Sanghi industries limited (SIL) is a Gujarat-based cement company, with capacity of 4.1mt. Around 90% of its volumes are sold in Gujarat. An integrated cement unit, SIL owns a 63MW captive power plant and a port. SIL is one of the lowest cost cement producers due to its quality limestone, location advantage and strong integration across the manufacturing value chain (SIL’s cost/t of Rs 2,766 v/s industry average of Rs 3,603). SIL’s strength lies in its access to 1 billion tonne of quality marine limestone reserves, which should allow it to sustainably add capacity over the next 15 years.
We expect SIL’s margins to expand by 8.4pp over FY17-20, led by its three-pronged strategy: (i) commissioning of a waste heat recovery system (WHRS), (ii) focusing more on the coastal mode of transportation by way of acquisition of ships and (iii) achieving a favourable revenue mix with higher proportion of Portland Pozzolana Cement (PPC).
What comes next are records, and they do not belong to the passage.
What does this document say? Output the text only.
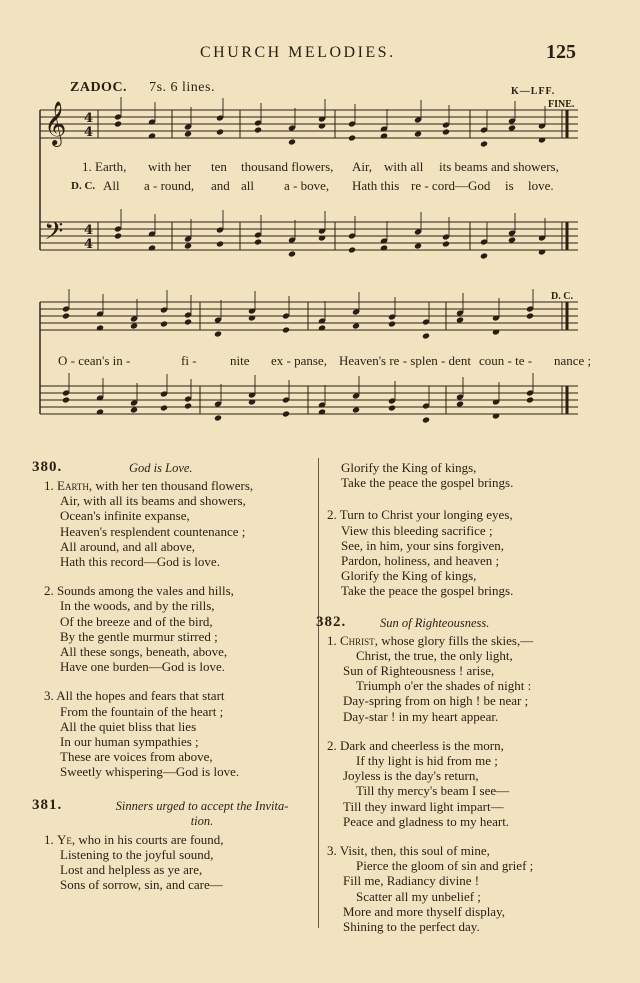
CHURCH MELODIES.	125
ZADOC. 7s. 6 lines.	K—LFF.
FINE.
D. C.
𝄞
𝄢
4
4
4
4
1. Earth, with her ten thousand flowers, Air, with all its beams and showers,
D. C. All a - round, and all a - bove, Hath this re - cord —God is love.
O - cean's in -	fi -	nite ex - panse, Heaven's re - splen - dent coun - te - nance ;
380.	God is Love.
1. Earth, with her ten thousand flowers,
Air, with all its beams and showers,
Ocean's infinite expanse,
Heaven's resplendent countenance ;
All around, and all above,
Hath this record—God is love.
2. Sounds among the vales and hills,
In the woods, and by the rills,
Of the breeze and of the bird,
By the gentle murmur stirred ;
All these songs, beneath, above,
Have one burden—God is love.
3. All the hopes and fears that start
From the fountain of the heart ;
All the quiet bliss that lies
In our human sympathies ;
These are voices from above,
Sweetly whispering—God is love.
381.	Sinners urged to accept the Invita-
tion.
1. Ye, who in his courts are found,
Listening to the joyful sound,
Lost and helpless as ye are,
Sons of sorrow, sin, and care—
Glorify the King of kings,
Take the peace the gospel brings.
2. Turn to Christ your longing eyes,
View this bleeding sacrifice ;
See, in him, your sins forgiven,
Pardon, holiness, and heaven ;
Glorify the King of kings,
Take the peace the gospel brings.
382.	Sun of Righteousness.
1. Christ, whose glory fills the skies,—
Christ, the true, the only light,
Sun of Righteousness ! arise,
Triumph o'er the shades of night :
Day-spring from on high ! be near ;
Day-star ! in my heart appear.
2. Dark and cheerless is the morn,
If thy light is hid from me ;
Joyless is the day's return,
Till thy mercy's beam I see—
Till they inward light impart—
Peace and gladness to my heart.
3. Visit, then, this soul of mine,
Pierce the gloom of sin and grief ;
Fill me, Radiancy divine !
Scatter all my unbelief ;
More and more thyself display,
Shining to the perfect day.
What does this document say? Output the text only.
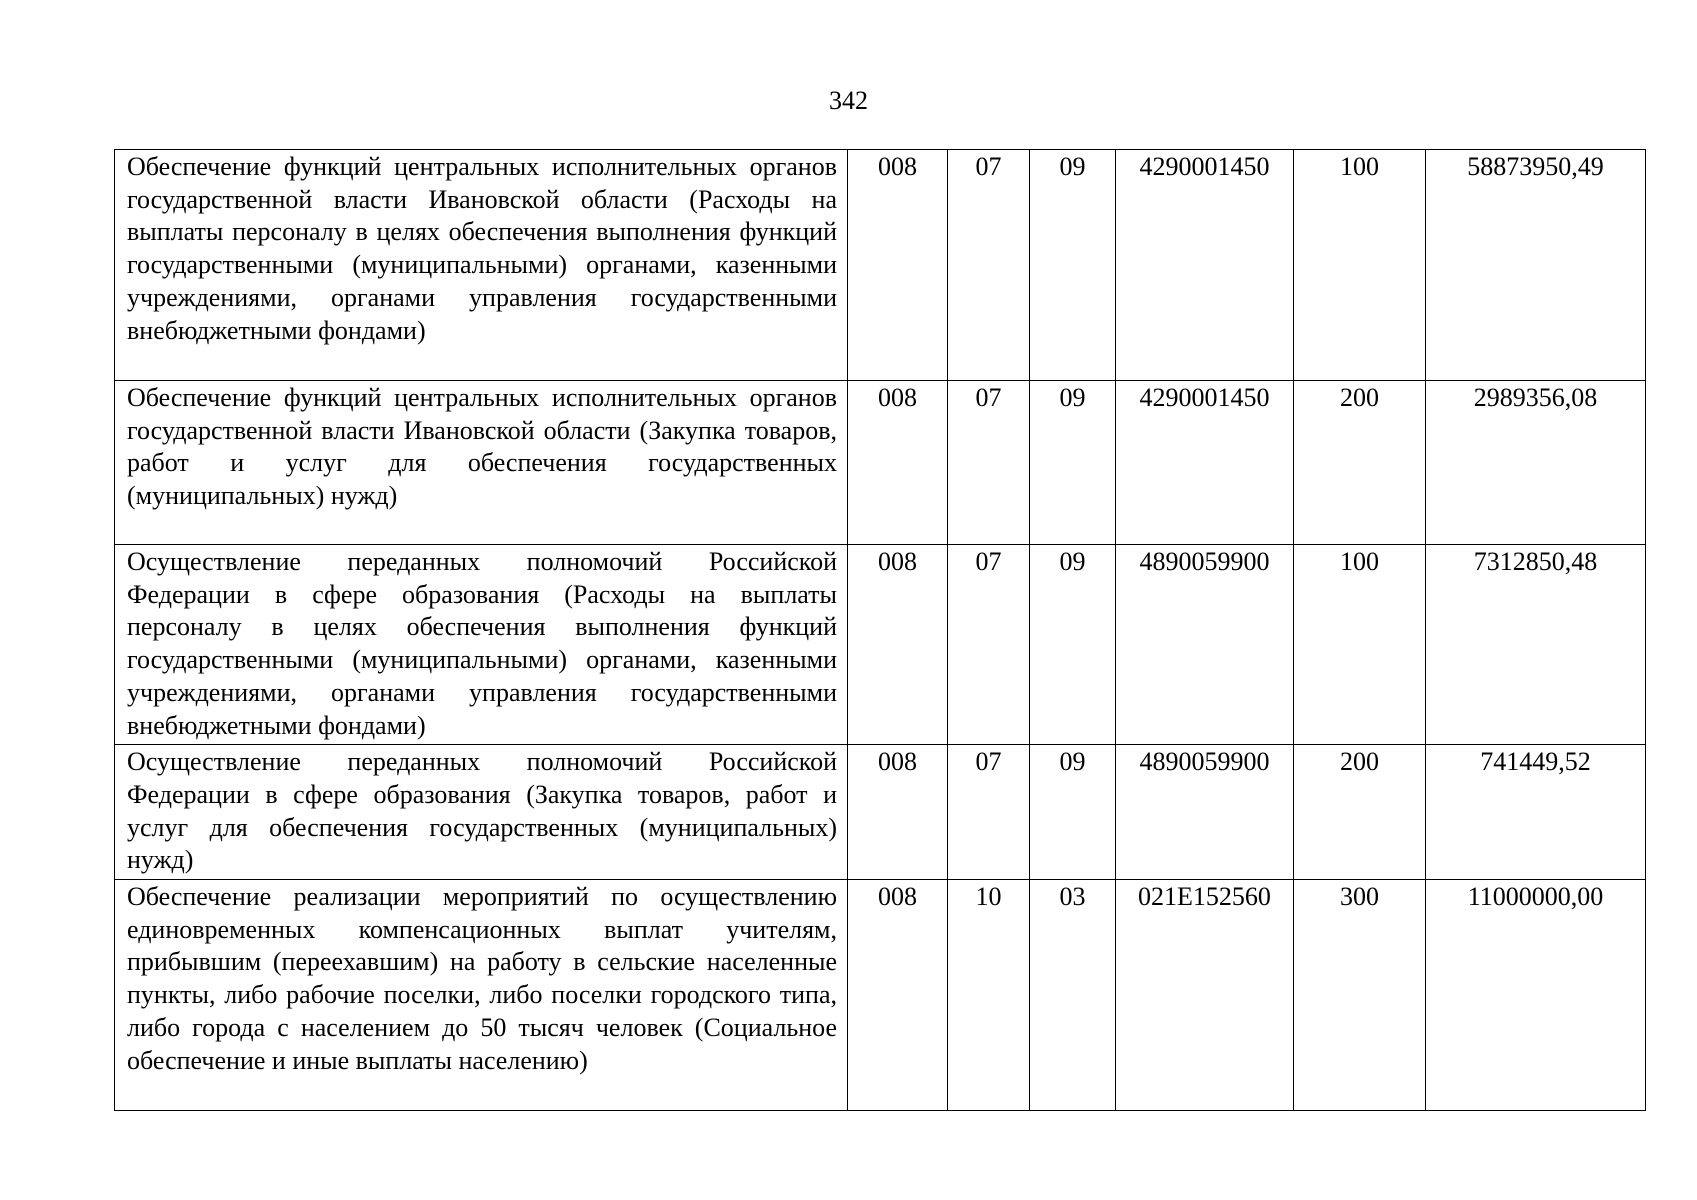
342
Обеспечение функций центральных исполнительных органов государственной власти Ивановской области (Расходы на выплаты персоналу в целях обеспечения выполнения функций государственными (муниципальными) органами, казенными учреждениями, органами управления государственными внебюджетными фондами)	008	07	09	4290001450	100	58873950,49
Обеспечение функций центральных исполнительных органов государственной власти Ивановской области (Закупка товаров, работ и услуг для обеспечения государственных (муниципальных) нужд)	008	07	09	4290001450	200	2989356,08
Осуществление переданных полномочий Российской Федерации в сфере образования (Расходы на выплаты персоналу в целях обеспечения выполнения функций государственными (муниципальными) органами, казенными учреждениями, органами управления государственными внебюджетными фондами)	008	07	09	4890059900	100	7312850,48
Осуществление переданных полномочий Российской Федерации в сфере образования (Закупка товаров, работ и услуг для обеспечения государственных (муниципальных) нужд)	008	07	09	4890059900	200	741449,52
Обеспечение реализации мероприятий по осуществлению единовременных компенсационных выплат учителям, прибывшим (переехавшим) на работу в сельские населенные пункты, либо рабочие поселки, либо поселки городского типа, либо города с населением до 50 тысяч человек (Социальное обеспечение и иные выплаты населению)	008	10	03	021E152560	300	11000000,00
In our view, SIL is a strong candidate for a re-rating, led by (i) expected increase in its capacity from 4.1mt now to 8.2mt over the next 30 months and (ii) anticipated scale benefits led by diversification into new higher-priced markets. We expect Ebitda CAGR of 33% over FY17-20, with improved pricing and positive operating leverage leading to 26% CAGR in Ebitda/t. This is likely to drive PAT CAGR of 61% to Rs 2.63 bn over FY17-20. We expect RoE to increase by 11pp to 16.8% in FY20, led by a sharp uptick in profitability. We initiate coverage on SIL with a Buy rating and a target price of Rs 157 (23% upside; valuing its present capacity of 4.1mt at $120 EV/tonne; incremental capacity of 4.1mt likely to be added by FY20 at $78/t at a 35% discount to replacement cost of $120/t).
Capacity-led re-rating is on the cards; diversification will bring in scale
SIL targets to increase its cement grinding capacity from 4.1mt now to 8.2mt over the next 30 months by adding one more line of clinker unit at its existing location, as well as split grinding units of 2mt each in Kutch and Surat. The new grinding units would be largely utilised to cater to the better-priced markets of Mumbai and Kerala, which can be tapped by way of coastal movement—an efficient mode of cement transportation. While diversification into the newer markets will provide scale, it will also result in improved profitability. We also see SIL as a strong re-rating candidate, as the expected increase in capacity over the next few years should help it achieve significant scale benefits.
Valuation and view
At CMP of Rs 127/share, SIL trades at EV/Ebitda of 8.0/5.9x on FY19e/20e earnings (adjusted for CWIP related to doubling of capacity). It trades at EV/t of $115/80 on FY19/20 capacity. We value SIL’s present capacity of 4.1mt at EV/tonne of $120 and proposed capacity expansion of 4.1mt at $78/t (35% discount to replacement cost of $120/t) to capture the low capital cost for incremental capex. Hence, we value its overall capacity of 8.1mt (with additional debt of `12 bn for additional capacity) at $99/t. Incremental cost of capacity addition is lower at $45/t, as against the industry standard of $120/t, as the expansion is brownfield in nature and a significant amount of capex has been incurred toward the ancillary set-up. We thus initiate coverage on SIL with a Buy rating and a target price of `157/share, implying upside of 23% from the current levels.